In the same way that the Camerlot inner circle have consistently overestimated the benefits of EU membership and underestimated the advantages of leaving, so too have those same dullards completely failed to see down the road on the issue of eurozone implosion via over-borrowing, wealth discrepancies, and Germany’s obsessive intransigence. But it continues, and no amount of local distraction can take away the certainty of Gotterdammerung.

Germany has halted a plan to send as many as 165 tax officials to Greece to bolster tax collection, Bild reports today, citing unidentified people in the Finance Ministry and government. Greek officials apparently turned very nasty indeed on the idea of answering to hordes of  meddlesome Teutonic Knights, while the head of this delegation had already expressed concerns for the safety of the 150+ gang-bang formerly destined for Athens. A flashpoint of equally unpleasant potential awaits the Troikanauts, who arrive in Athens this weekend to inform the new Coalition of Pasok and New Democracy that there will be absolutely no backsliding on the rape and pillage of ordinary Greece. Sources in the capital tell me that the security accompanying their visit will be “unprecedented”. It’d be quite nice if it was unsuccessful too.

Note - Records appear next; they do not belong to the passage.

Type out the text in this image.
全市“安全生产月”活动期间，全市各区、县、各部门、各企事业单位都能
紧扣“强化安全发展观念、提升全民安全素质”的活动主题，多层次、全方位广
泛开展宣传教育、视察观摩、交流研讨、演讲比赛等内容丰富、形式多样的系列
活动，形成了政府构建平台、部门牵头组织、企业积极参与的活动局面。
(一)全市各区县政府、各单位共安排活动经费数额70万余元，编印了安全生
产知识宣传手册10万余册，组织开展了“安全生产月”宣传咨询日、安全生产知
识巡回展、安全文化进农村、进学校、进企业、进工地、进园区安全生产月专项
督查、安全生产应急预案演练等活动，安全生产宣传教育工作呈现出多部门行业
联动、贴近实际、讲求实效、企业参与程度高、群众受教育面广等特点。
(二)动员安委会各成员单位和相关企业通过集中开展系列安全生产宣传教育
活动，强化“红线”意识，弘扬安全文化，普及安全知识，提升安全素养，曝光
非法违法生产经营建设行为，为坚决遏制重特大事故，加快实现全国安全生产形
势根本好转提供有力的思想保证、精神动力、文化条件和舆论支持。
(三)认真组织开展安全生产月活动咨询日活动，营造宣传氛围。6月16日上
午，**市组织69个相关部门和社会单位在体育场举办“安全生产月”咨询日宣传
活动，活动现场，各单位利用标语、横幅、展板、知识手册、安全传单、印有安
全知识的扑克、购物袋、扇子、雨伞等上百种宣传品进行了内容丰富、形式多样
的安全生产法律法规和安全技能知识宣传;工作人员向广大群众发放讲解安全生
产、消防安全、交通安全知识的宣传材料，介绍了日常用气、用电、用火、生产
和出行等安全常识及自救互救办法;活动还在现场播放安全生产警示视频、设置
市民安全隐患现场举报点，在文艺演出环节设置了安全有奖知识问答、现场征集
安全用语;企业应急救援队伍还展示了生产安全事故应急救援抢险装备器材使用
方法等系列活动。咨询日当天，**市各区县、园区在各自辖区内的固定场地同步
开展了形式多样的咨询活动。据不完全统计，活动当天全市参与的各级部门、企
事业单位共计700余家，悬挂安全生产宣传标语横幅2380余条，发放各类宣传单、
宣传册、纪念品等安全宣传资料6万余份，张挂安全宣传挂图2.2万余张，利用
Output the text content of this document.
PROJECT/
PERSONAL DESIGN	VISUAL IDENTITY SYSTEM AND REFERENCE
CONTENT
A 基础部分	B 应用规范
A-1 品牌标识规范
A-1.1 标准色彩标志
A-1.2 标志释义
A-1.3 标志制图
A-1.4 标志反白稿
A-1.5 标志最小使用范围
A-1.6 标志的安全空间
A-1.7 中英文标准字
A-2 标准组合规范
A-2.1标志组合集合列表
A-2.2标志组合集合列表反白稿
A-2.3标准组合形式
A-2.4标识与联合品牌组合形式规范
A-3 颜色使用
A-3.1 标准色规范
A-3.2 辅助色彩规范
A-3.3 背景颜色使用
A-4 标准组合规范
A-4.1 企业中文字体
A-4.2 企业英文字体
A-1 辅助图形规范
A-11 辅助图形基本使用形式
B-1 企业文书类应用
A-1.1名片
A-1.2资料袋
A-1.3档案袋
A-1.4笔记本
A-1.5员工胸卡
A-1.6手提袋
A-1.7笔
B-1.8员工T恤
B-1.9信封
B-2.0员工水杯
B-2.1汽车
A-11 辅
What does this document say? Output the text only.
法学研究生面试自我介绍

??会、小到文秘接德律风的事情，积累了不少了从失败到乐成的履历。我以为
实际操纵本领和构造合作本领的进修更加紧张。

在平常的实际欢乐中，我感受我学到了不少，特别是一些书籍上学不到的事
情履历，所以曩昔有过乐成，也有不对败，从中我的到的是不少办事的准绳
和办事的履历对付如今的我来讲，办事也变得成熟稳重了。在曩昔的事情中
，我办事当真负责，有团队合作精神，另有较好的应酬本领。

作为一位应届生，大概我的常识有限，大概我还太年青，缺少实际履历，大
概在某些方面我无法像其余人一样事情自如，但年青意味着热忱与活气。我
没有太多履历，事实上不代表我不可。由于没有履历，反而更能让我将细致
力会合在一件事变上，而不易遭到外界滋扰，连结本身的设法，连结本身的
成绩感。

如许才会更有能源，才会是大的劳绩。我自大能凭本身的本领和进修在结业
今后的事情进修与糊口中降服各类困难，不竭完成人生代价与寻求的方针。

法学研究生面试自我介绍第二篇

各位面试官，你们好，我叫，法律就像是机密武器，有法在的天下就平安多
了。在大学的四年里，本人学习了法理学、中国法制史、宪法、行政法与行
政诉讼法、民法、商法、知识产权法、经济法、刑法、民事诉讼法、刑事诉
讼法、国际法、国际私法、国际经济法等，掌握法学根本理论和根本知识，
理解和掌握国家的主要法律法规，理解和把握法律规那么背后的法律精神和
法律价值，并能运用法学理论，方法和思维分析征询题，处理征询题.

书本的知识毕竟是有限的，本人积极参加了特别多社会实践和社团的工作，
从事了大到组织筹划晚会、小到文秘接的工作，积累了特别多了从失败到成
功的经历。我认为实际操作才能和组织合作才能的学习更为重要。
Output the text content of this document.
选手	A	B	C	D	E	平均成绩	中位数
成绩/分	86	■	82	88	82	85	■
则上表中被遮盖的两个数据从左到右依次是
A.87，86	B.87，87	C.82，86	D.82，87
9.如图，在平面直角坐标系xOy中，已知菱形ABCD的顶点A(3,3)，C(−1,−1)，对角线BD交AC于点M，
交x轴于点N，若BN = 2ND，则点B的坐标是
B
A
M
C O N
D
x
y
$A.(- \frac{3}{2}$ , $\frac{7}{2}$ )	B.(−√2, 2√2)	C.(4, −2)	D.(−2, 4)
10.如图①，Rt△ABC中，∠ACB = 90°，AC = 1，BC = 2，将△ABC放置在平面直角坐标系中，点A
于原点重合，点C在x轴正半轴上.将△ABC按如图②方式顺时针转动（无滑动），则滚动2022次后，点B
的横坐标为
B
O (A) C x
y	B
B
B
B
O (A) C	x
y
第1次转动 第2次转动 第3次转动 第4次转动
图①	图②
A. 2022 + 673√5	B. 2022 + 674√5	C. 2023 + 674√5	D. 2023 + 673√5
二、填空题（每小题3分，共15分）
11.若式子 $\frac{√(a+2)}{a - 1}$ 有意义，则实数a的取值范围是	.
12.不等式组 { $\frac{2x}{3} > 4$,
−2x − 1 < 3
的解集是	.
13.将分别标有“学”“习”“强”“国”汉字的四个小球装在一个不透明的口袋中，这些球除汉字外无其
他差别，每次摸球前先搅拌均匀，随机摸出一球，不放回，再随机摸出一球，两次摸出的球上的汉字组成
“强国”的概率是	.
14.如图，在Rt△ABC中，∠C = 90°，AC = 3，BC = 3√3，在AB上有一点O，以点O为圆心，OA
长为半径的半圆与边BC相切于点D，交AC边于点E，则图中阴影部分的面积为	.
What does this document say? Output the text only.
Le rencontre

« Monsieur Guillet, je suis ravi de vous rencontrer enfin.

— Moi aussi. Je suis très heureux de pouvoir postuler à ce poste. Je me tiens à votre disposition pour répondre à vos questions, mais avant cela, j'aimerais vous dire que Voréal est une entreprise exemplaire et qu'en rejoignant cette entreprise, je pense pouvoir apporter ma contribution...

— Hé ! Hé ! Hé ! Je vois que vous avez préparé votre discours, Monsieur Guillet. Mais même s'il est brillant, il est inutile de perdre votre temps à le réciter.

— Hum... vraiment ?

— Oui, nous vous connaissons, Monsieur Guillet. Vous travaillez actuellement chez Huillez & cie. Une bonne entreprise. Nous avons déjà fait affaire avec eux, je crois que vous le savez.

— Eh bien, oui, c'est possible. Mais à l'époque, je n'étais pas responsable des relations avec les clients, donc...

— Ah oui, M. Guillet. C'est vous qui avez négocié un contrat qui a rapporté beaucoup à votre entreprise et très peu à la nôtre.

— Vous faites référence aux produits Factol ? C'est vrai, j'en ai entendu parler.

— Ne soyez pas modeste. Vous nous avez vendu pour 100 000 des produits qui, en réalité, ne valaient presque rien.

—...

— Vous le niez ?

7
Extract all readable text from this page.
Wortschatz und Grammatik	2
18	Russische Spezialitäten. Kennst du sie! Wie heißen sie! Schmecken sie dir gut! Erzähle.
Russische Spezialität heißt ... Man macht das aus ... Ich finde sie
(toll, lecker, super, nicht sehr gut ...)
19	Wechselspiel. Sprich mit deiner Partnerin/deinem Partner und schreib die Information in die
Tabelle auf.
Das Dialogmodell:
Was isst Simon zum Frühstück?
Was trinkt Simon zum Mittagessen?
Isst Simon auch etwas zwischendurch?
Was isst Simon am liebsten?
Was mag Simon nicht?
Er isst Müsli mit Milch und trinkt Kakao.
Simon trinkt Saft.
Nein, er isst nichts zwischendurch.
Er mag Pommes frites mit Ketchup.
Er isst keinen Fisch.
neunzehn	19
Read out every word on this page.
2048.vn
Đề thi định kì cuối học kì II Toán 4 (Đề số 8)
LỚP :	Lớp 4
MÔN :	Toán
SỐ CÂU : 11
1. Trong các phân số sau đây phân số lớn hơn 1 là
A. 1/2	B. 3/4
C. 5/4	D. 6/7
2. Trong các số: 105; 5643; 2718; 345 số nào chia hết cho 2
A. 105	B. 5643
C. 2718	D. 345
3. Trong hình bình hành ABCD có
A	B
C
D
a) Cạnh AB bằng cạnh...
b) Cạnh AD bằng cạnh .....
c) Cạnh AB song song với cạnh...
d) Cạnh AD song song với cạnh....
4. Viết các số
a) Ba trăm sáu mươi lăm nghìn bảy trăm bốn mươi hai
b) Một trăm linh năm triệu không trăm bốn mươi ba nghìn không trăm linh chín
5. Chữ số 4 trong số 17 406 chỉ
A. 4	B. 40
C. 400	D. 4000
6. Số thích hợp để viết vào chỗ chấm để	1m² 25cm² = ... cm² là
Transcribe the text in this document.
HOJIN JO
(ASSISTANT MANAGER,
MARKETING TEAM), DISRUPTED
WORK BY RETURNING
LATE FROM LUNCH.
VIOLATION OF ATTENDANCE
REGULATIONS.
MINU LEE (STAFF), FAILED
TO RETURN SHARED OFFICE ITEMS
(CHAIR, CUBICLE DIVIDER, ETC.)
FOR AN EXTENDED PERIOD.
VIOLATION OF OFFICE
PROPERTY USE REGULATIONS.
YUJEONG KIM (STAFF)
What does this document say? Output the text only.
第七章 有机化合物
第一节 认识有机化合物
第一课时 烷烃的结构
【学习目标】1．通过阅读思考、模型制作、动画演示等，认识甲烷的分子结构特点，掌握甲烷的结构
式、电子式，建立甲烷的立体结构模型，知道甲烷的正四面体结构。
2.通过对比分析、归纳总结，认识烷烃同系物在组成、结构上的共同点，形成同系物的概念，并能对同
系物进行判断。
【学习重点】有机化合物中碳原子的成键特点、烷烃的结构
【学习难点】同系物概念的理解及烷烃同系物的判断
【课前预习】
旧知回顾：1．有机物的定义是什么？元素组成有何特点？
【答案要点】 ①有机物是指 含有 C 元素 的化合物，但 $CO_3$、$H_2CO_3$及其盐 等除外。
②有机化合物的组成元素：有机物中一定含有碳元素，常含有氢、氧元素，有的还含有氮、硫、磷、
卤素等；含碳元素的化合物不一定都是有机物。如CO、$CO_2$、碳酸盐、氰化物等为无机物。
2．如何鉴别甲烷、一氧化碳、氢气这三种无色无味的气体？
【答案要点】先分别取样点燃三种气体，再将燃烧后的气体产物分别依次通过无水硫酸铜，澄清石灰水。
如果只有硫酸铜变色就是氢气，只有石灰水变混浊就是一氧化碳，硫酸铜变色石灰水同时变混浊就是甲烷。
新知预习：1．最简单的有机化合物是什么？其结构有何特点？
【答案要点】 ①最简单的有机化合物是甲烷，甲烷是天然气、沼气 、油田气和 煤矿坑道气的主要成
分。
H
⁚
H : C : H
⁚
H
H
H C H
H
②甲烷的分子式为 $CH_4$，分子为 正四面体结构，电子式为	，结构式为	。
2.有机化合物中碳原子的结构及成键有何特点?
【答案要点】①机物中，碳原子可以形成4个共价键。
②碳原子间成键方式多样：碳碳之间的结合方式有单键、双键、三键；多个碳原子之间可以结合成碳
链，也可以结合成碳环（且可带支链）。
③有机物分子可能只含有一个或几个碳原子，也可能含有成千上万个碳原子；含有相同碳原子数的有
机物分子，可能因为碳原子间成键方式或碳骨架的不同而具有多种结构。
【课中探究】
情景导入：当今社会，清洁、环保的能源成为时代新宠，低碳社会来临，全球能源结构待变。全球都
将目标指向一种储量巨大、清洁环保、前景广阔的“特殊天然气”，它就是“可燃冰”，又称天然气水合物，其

The Troika star firmament will be led by Christine Lagarde, absentee author of France’s €75bn deficit in 2011, and still on the fence between rigid austerity and laid-back growth. Mme Lafarge la tricoteuse de verité spoke yesterday in her IMF capacity about the ‘disturbing’ nature of the global economy, having earlier last year spoken about the “exaggeration of French banking and fiscal problems” in her capacity as French Minister for the Economy. That this truly daft woman continues to be taken seriously beggars belief, but the Greeks have not forgotten her comments of a month ago about how spendthrift and lazy they are. If Chrissie has any sense, she will arrive in a reinforced tank  and avoid all public appearances.

But elsewhere, reality contiues to poke its malodorous bottom through every hole it can find in the Brussels defence. The interest rates for Spain and Italy’s benchmark 10-year bonds have been rising sharply again this morning, yields for the Spanish bond standing at a crazy 6.9%, and Italy’s up 13 basis points to 6.01% just a few minutes ago (11.40 am GMT Friday).

What the  recent EU summit also gave Mario Draghi was a great deal more power. But only the power of concentrated Kryptonite can save ClubMed from a meltdown…with France the next candidate for well-deserved doubts.

Like the rest of Camerlot foreign policy, its EU strategy is thus a sort of tragifarce, a hilariously sad melange of Shakespearian hubris and Feydeau slapstick. Dave threatens to leave or else, and gets a boot up his backside…only to discover that the booter is vapourising before his eyes.

A principled man of substance would’ve announced his intention to secede last year, when the Madness of Queen Merkel became glaringly apparent. Instead, the empty suit inside 10 Downing Street upped the stakes with only 9-high in his sweaty little hand. What a silly little boy he is.